Although I am a computer programmer, I also studied Mathematics in college. Naturally, I was excited when a computer program I was working on involved some “complex” math (don’t worry, no integrals or infinite series ahead).

## The Problem

I was trying to display a tag cloud on my company’s website. However, there was a problem; the tag “Ozone” appeared about 100 times more often then almost any other tag. When I tried to display them using a linear scale the results looked like this:

## What I tried

My first thought was to adjust the linear scale. To make the other tags visible, I could just increase the slope of the equation so instead of using something like y=1x+2 I would use y=5x+2. Here is what I got:

## The Solutions

Once I realized the linear transformation wouldn’t work, my next thought was logarithms. When I graphed the data it fit a power curve quite nicely (R^{2} of .917). Since the data fit a power curve, I was pretty sure I could make logarithms work. However, I had a few other constraints. In order to keep the tag cloud a consistent size, I needed the maximum of the equation to be 1 and the minimum to be 1/3.

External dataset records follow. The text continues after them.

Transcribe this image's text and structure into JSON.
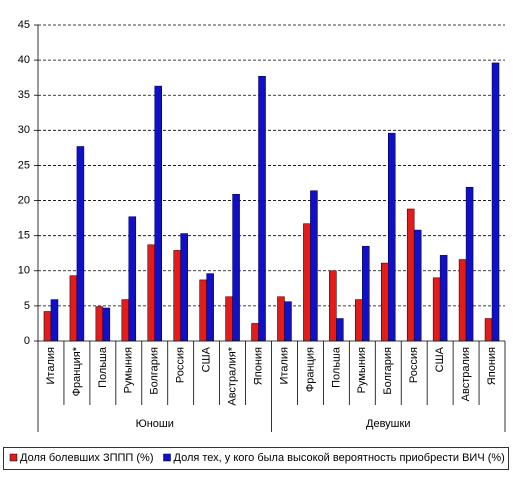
{
  "chart_data": {
    "type": "bar",
    "categories": [
      "Италия",
      "Франция*",
      "Польша",
      "Румыния",
      "Болгария",
      "Россия",
      "США",
      "Австралия*",
      "Япония",
      "Италия",
      "Франция",
      "Польша",
      "Румыния",
      "Болгария",
      "Россия",
      "США",
      "Австралия",
      "Япония"
    ],
    "groups": [
      "Юноши",
      "Девушки"
    ],
    "series": [
      {
        "name": "Доля болевших ЗППП (%)",
        "color": "#e31b1b",
        "values": [
          4.2,
          9.3,
          4.9,
          5.9,
          13.7,
          12.9,
          8.7,
          6.3,
          2.5,
          6.3,
          16.7,
          10.0,
          5.9,
          11.1,
          18.8,
          9.0,
          11.6,
          3.2
        ]
      },
      {
        "name": "Доля тех, у кого была высокой вероятность приобрести ВИЧ (%)",
        "color": "#1010cc",
        "values": [
          5.9,
          27.7,
          4.7,
          17.7,
          36.3,
          15.3,
          9.6,
          20.9,
          37.7,
          5.6,
          21.4,
          3.2,
          13.5,
          29.6,
          15.8,
          12.2,
          21.9,
          39.6
        ]
      }
    ],
    "ylim": [
      0,
      45
    ],
    "yticks": [
      0,
      5,
      10,
      15,
      20,
      25,
      30,
      35,
      40,
      45
    ],
    "grid": true,
    "legend": "bottom"
  }
}
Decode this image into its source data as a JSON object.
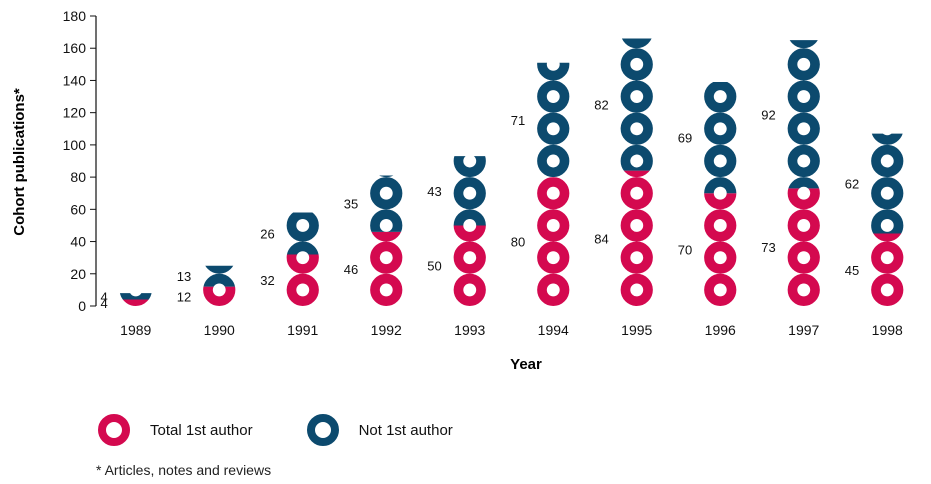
{
  "chart_data": {
    "type": "bar",
    "title": "",
    "xlabel": "Year",
    "ylabel": "Cohort publications*",
    "ylim": [
      0,
      180
    ],
    "yticks": [
      0,
      20,
      40,
      60,
      80,
      100,
      120,
      140,
      160,
      180
    ],
    "categories": [
      "1989",
      "1990",
      "1991",
      "1992",
      "1993",
      "1994",
      "1995",
      "1996",
      "1997",
      "1998"
    ],
    "stacked": true,
    "series": [
      {
        "name": "Total 1st author",
        "color": "#d4094f",
        "values": [
          4,
          12,
          32,
          46,
          50,
          80,
          84,
          70,
          73,
          45
        ]
      },
      {
        "name": "Not 1st author",
        "color": "#0c4a6e",
        "values": [
          4,
          13,
          26,
          35,
          43,
          71,
          82,
          69,
          92,
          62
        ]
      }
    ],
    "legend_position": "bottom"
  },
  "footnote": "* Articles, notes and reviews"
}
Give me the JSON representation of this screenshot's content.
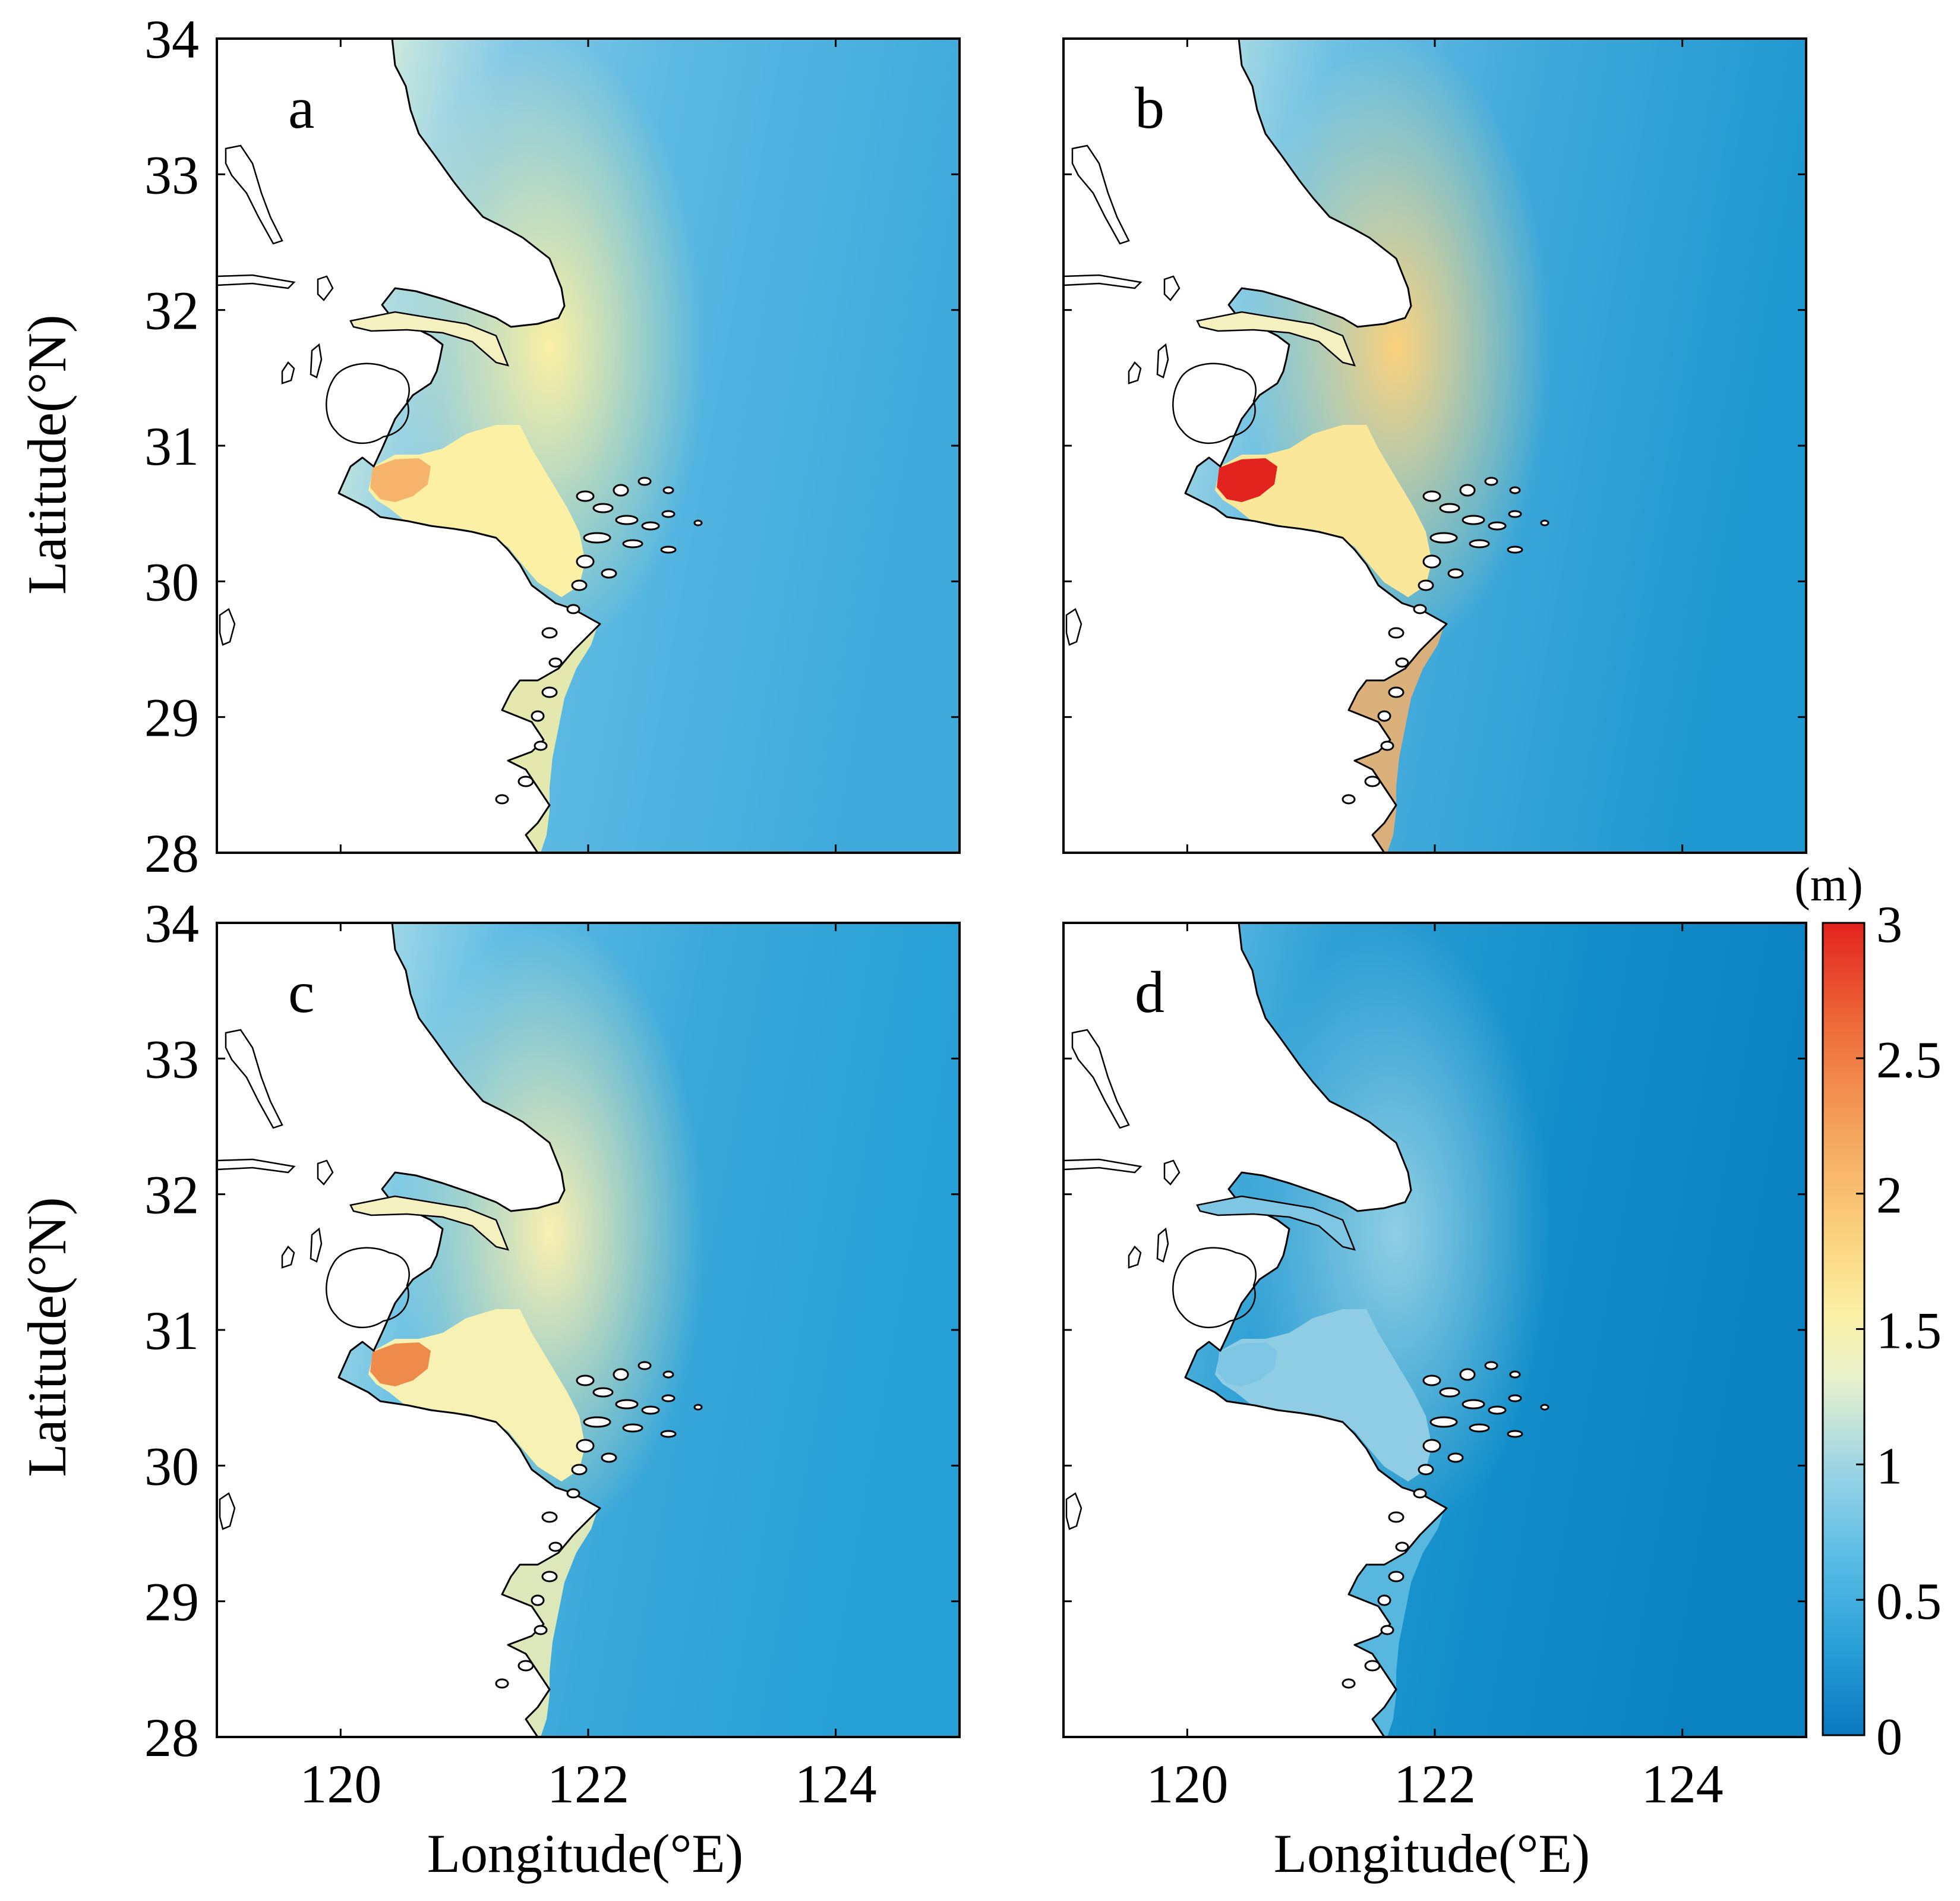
{
  "figure": {
    "panel_letters": [
      "a",
      "b",
      "c",
      "d"
    ],
    "x_axis_label": "Longitude(°E)",
    "y_axis_label": "Latitude(°N)",
    "x_ticks": [
      "120",
      "122",
      "124"
    ],
    "y_ticks": [
      "34",
      "33",
      "32",
      "31",
      "30",
      "29",
      "28"
    ]
  },
  "colorbar": {
    "unit": "(m)",
    "ticks": [
      "3",
      "2.5",
      "2",
      "1.5",
      "1",
      "0.5",
      "0"
    ],
    "colors": [
      "#0a77c0",
      "#2aa0d8",
      "#5bbde6",
      "#9dd5e5",
      "#e9f2cc",
      "#fbf0a4",
      "#fbd07c",
      "#f5a55d",
      "#ee6d3b",
      "#e3231e"
    ]
  },
  "panels": [
    {
      "letter": "a",
      "ocean_base_color": "#43aedc",
      "coastal_peak_color": "#fbf0a4",
      "estuary_color": "#f6b36c"
    },
    {
      "letter": "b",
      "ocean_base_color": "#2ca2d6",
      "coastal_peak_color": "#fbe79a",
      "estuary_color": "#e3231e"
    },
    {
      "letter": "c",
      "ocean_base_color": "#2aa3d8",
      "coastal_peak_color": "#f8f1b4",
      "estuary_color": "#ee8a4a"
    },
    {
      "letter": "d",
      "ocean_base_color": "#0d8ac8",
      "coastal_peak_color": "#8fcde4",
      "estuary_color": "#7ec6e4"
    }
  ]
}
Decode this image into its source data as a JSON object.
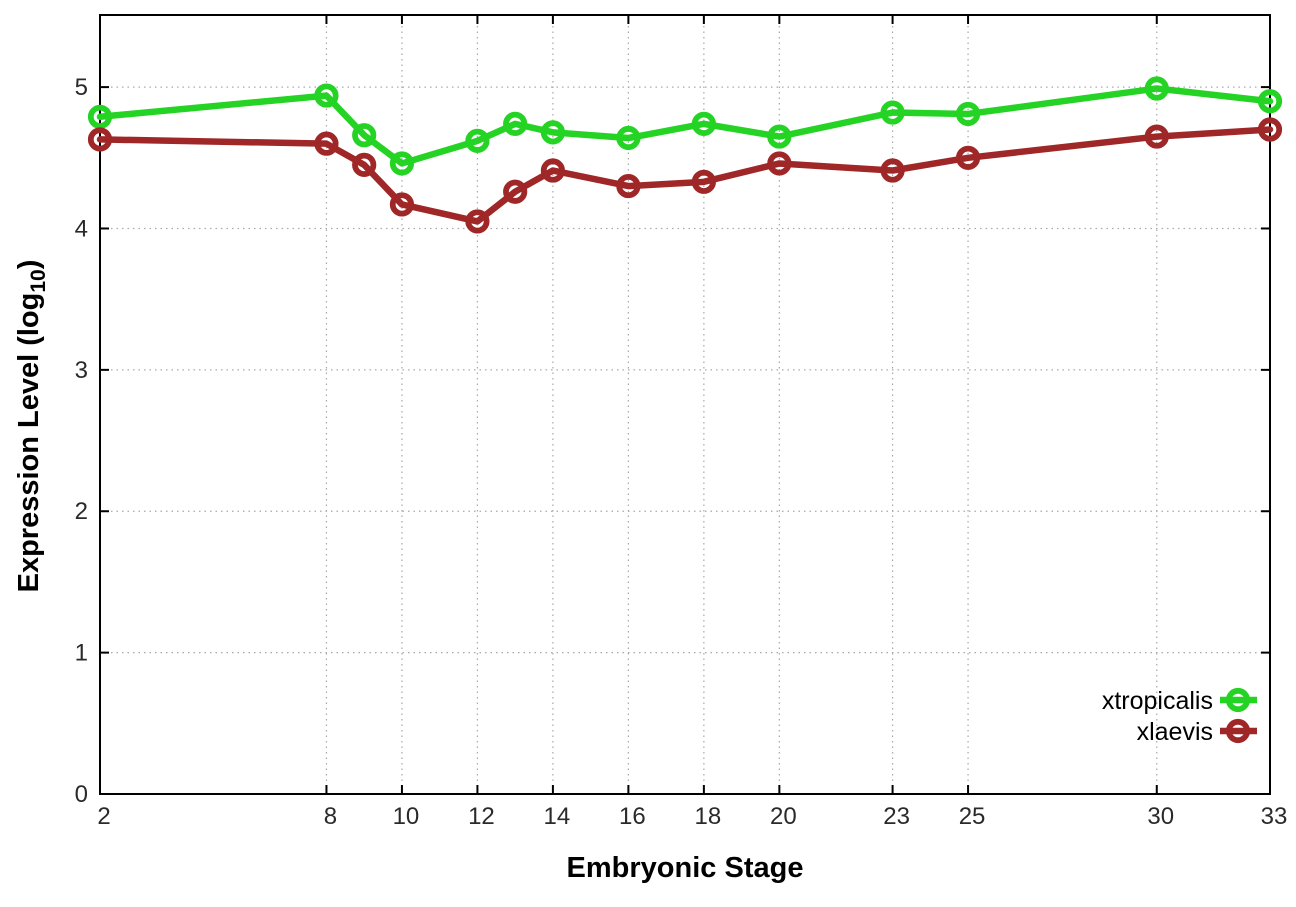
{
  "page": {
    "background": "#ffffff"
  },
  "chart_data": {
    "type": "line",
    "title": "",
    "xlabel": "Embryonic Stage",
    "ylabel": "Expression Level (log10)",
    "ylabel_parts": {
      "main": "Expression Level (log",
      "sub": "10",
      "close": ")"
    },
    "x": [
      2,
      8,
      9,
      10,
      12,
      13,
      14,
      16,
      18,
      20,
      23,
      25,
      30,
      33
    ],
    "x_ticks": [
      2,
      8,
      10,
      12,
      14,
      16,
      18,
      20,
      23,
      25,
      30,
      33
    ],
    "y_ticks": [
      0,
      1,
      2,
      3,
      4,
      5
    ],
    "xlim": [
      2,
      33
    ],
    "ylim": [
      0,
      5.5
    ],
    "grid": "dotted",
    "legend_position": "inside-bottom-right",
    "series": [
      {
        "name": "xtropicalis",
        "color": "#24d324",
        "marker": "open-circle",
        "values": [
          4.79,
          4.94,
          4.66,
          4.46,
          4.62,
          4.74,
          4.68,
          4.64,
          4.74,
          4.65,
          4.82,
          4.81,
          4.99,
          4.9
        ]
      },
      {
        "name": "xlaevis",
        "color": "#9f2727",
        "marker": "open-circle",
        "values": [
          4.63,
          4.6,
          4.45,
          4.17,
          4.05,
          4.26,
          4.41,
          4.3,
          4.33,
          4.46,
          4.41,
          4.5,
          4.65,
          4.7
        ]
      }
    ],
    "colors": {
      "grid": "#a8a8a8",
      "border": "#000000",
      "tick_text": "#2a2a2a"
    }
  }
}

Starting Equation: y = log(x)

### Adjusting the Maximum

To bring the maximum value down to 1, I just divided by the log of the biggest value in the data set:

y = log(x)/log(x_{max})

### Ajusting the Minimum

To adjust the minimum, I just preformed a simple linear transformation on my previous result:

y = f(x)/1.5 + 1/3

This gave me a final equation of

y = log(x)/log(x_{max})/1.5 + 1/3

The results were exactly what I was looking for

If you would like to see the data for yourself, here is a spreadsheet in odf format that contains the data, the equations, and the graph: Log-Transformations.ods (you can download a viewer here).

Awesome post. I found this extremely helpful while pondering how to generate a tag cloud of my own. I suspected that other mathematicians like me had already tackled the problem and turned to Google before spending too much time fitting my tags to a distribution.

I saw some excruciatingly tortured examples of how to get a weighting. Your solution is both easy to understand and elegant, and very easy to customize given different constraints.

Thanks for sharing it!

I am glad it was helpful